昨日はある会社で就業規則の説明会を開催しました。就業規則を大幅に変更したからです・・・。

どんな説明会をしようかと事前に会社の経営状態、従業員のモラール等を調べましたが、最悪の状態でした。人件費比率(売上に占める人件費の割合)が業界平均値よりも10%も高いにも関わらず、一人当たり人件費は広島県最低賃金733円を意識しなければならない位に低いのです。要するに従業員数が多すぎる状態なのです。また、社内でよく仕事をする従業員がいると、他の従業員が「なんでそんなに一生懸命に頑張るのや? 頑張っても、精がない会社なのに・・・」と言って頑張る従業員を制止する状態であることも分かりました。そして更に、優秀な部下がいると、その上司が部下のやる気を削ぐようなことを行っていることも分かりました。そうです・・・。どうしようもない状態なのです。今は資金繰りが回っているから何とかなるものの、いずれはその限界に近づくことが明らかな状態なのです。

案の定、就業規則変更の説明会には全従業員の1割程度しか出席していませんでした。

しかし、私はヘコタレません。昔から「二八の原則」と言われるように、従業員の中で2割優秀な従業員がいるのが普通の会社ですから、最悪の状態に陥っている会社では1割ほどでも会社のことを考える従業員がいれば立派なモノです。この1割を突破口にして会社を良くしていけば良いのです。無いモノねだりをしても仕方ないことです。

さて、こうして始めた就業規則説明会ですが、まずは会社の現状から説明を始めました。そして、従業員の給与を増やすためには、利益額を増やすことが必要であり、利益額を増やすためには、売上を増やすか、経費を削減することが必要であること、その中でも特に従業員の時間の使い方が非常に重要であること、を説明しました。いままでやっていたことだからというだけで、成果の上がらない仕事や作業を無意味に継続していないか、お客様のニーズは変わっていくものだから、そのニーズの変化に対応してお客様により一層満足して頂ける方法はないかを考え実行することが大切であることを伝えました。そして、会社というものは組織であり、個人が集まっただけの烏合の衆では無いのだから、会社で仕事をしているということは、1人+1人=3人分の実績 とならなければ会社で仕事をしているとは言えないと伝えました。そして、その為には「"他を思いやる心(仁)"が大切であり、チーム・プレーが大切である」ことを伝えました(この会社はチームプレーよりも個々の職人芸を重んじる風潮が強いため)。

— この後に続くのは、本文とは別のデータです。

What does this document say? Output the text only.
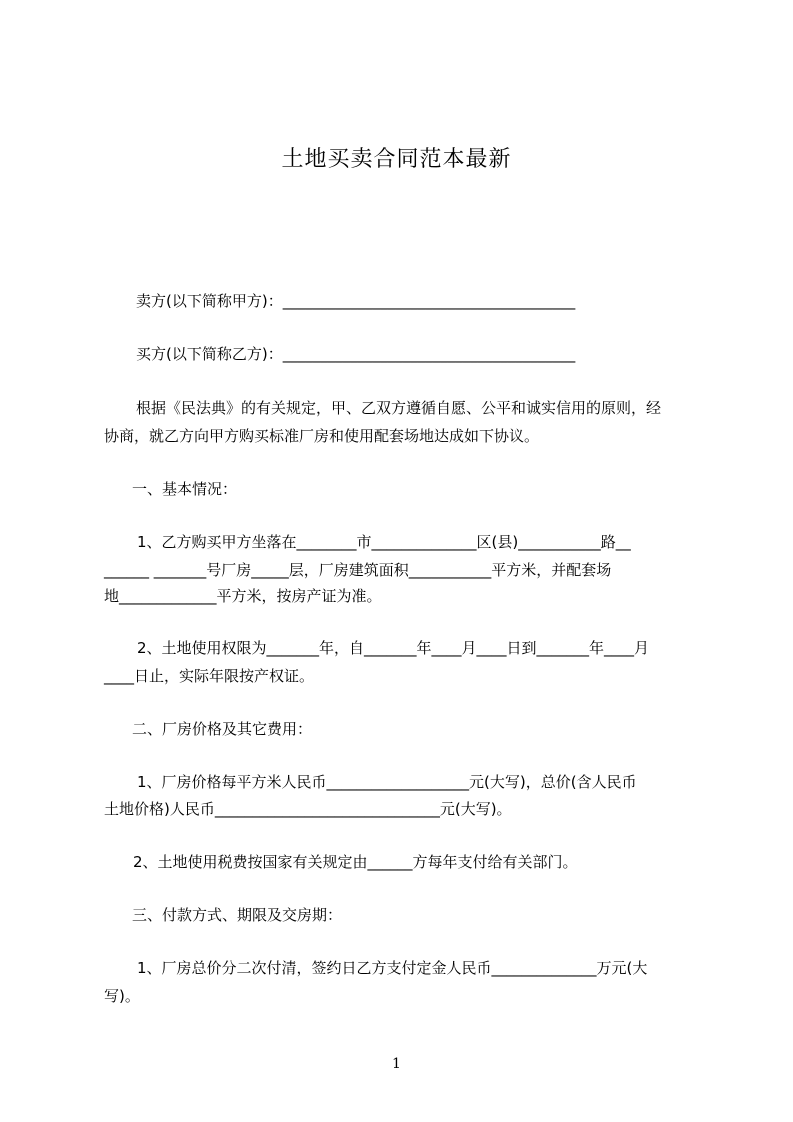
土地买卖合同范本最新
卖方(以下简称甲方)：_______________________________________
买方(以下简称乙方)：_______________________________________
根据《民法典》的有关规定，甲、乙双方遵循自愿、公平和诚实信用的原则，经
协商，就乙方向甲方购买标准厂房和使用配套场地达成如下协议。
一、基本情况：
1、乙方购买甲方坐落在________市______________区(县)___________路__
______ _______号厂房_____层，厂房建筑面积___________平方米，并配套场
地_____________平方米，按房产证为准。
2、土地使用权限为_______年，自_______年____月____日到_______年____月
____日止，实际年限按产权证。
二、厂房价格及其它费用：
1、厂房价格每平方米人民币___________________元(大写)，总价(含人民币
土地价格)人民币______________________________元(大写)。
2、土地使用税费按国家有关规定由______方每年支付给有关部门。
三、付款方式、期限及交房期：
1、厂房总价分二次付清，签约日乙方支付定金人民币______________万元(大
写)。
1
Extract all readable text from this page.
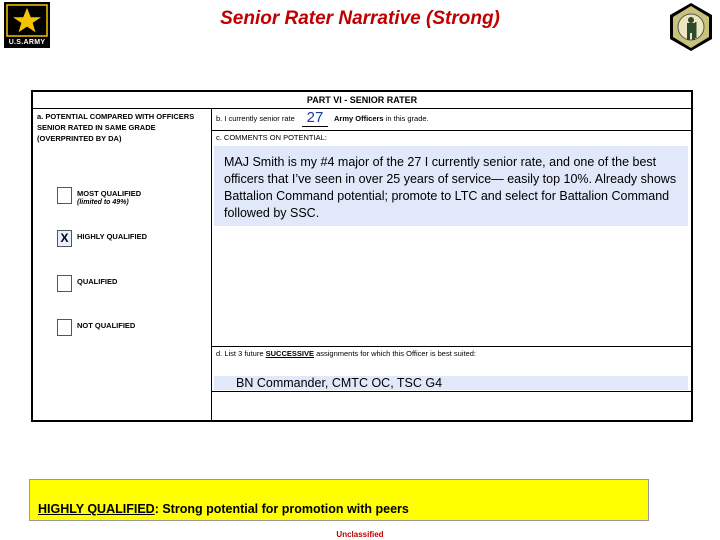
U.S.ARMY
Senior Rater Narrative (Strong)
PART VI - SENIOR RATER
a. POTENTIAL COMPARED WITH OFFICERS SENIOR RATED IN SAME GRADE (OVERPRINTED BY DA)
MOST QUALIFIED
(limited to 49%)
X	HIGHLY QUALIFIED
QUALIFIED
NOT QUALIFIED
b. I currently senior rate 27	Army Officers in this grade.
c. COMMENTS ON POTENTIAL:
MAJ Smith is my #4 major of the 27 I currently senior rate, and one of the best officers that I’ve seen in over 25 years of service— easily top 10%. Already shows Battalion Command potential; promote to LTC and select for Battalion Command followed by SSC.
d. List 3 future SUCCESSIVE assignments for which this Officer is best suited:
BN Commander, CMTC OC, TSC G4
HIGHLY QUALIFIED: Strong potential for promotion with peers
Unclassified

こんな説明会をしていると、就業規則の説明会というよりも、企業コンサルタントの説明会のようでした。しかし、チャンと就業規則の重要なポイントだけは伝えておきました。1カ月単位の変形労働時間制を採用すること、支店と本店では1週間の所定労働時間数が違うこと、残業代は賃金の中に一定額が含まれているがその額を上回る残業を行った場合には追加で残業代を支払うこと等々です。

これだけのことを1時間で要領よく話しするのは少々無理がありましたが、この会社の説明会では話さざるを得ない内容ばかりでした。また約1時間で打ち切ったのは、モラールが低い従業員さん達に長時間の説明をしても"馬の耳に念仏"となってしまうからです。

私が行う就業規則説明会の目的は「就業規則や法律の説明を行うこと」ではなく、「良い会社(三方良しの会社)になるためにはどうすれば良いかを考える機会を設けること」なのです。1時間という短い時間の中に重要な内容を盛り沢山にしましたが、その中の1つでも良いから従業員さん達に何か"気づき"を与えることができれば幸いと考えた上での就業規則説明会です。

しかし、この2カ月間は、企業の実態調査から就業規則の変更、そしてその説明会へと続き、疲れました。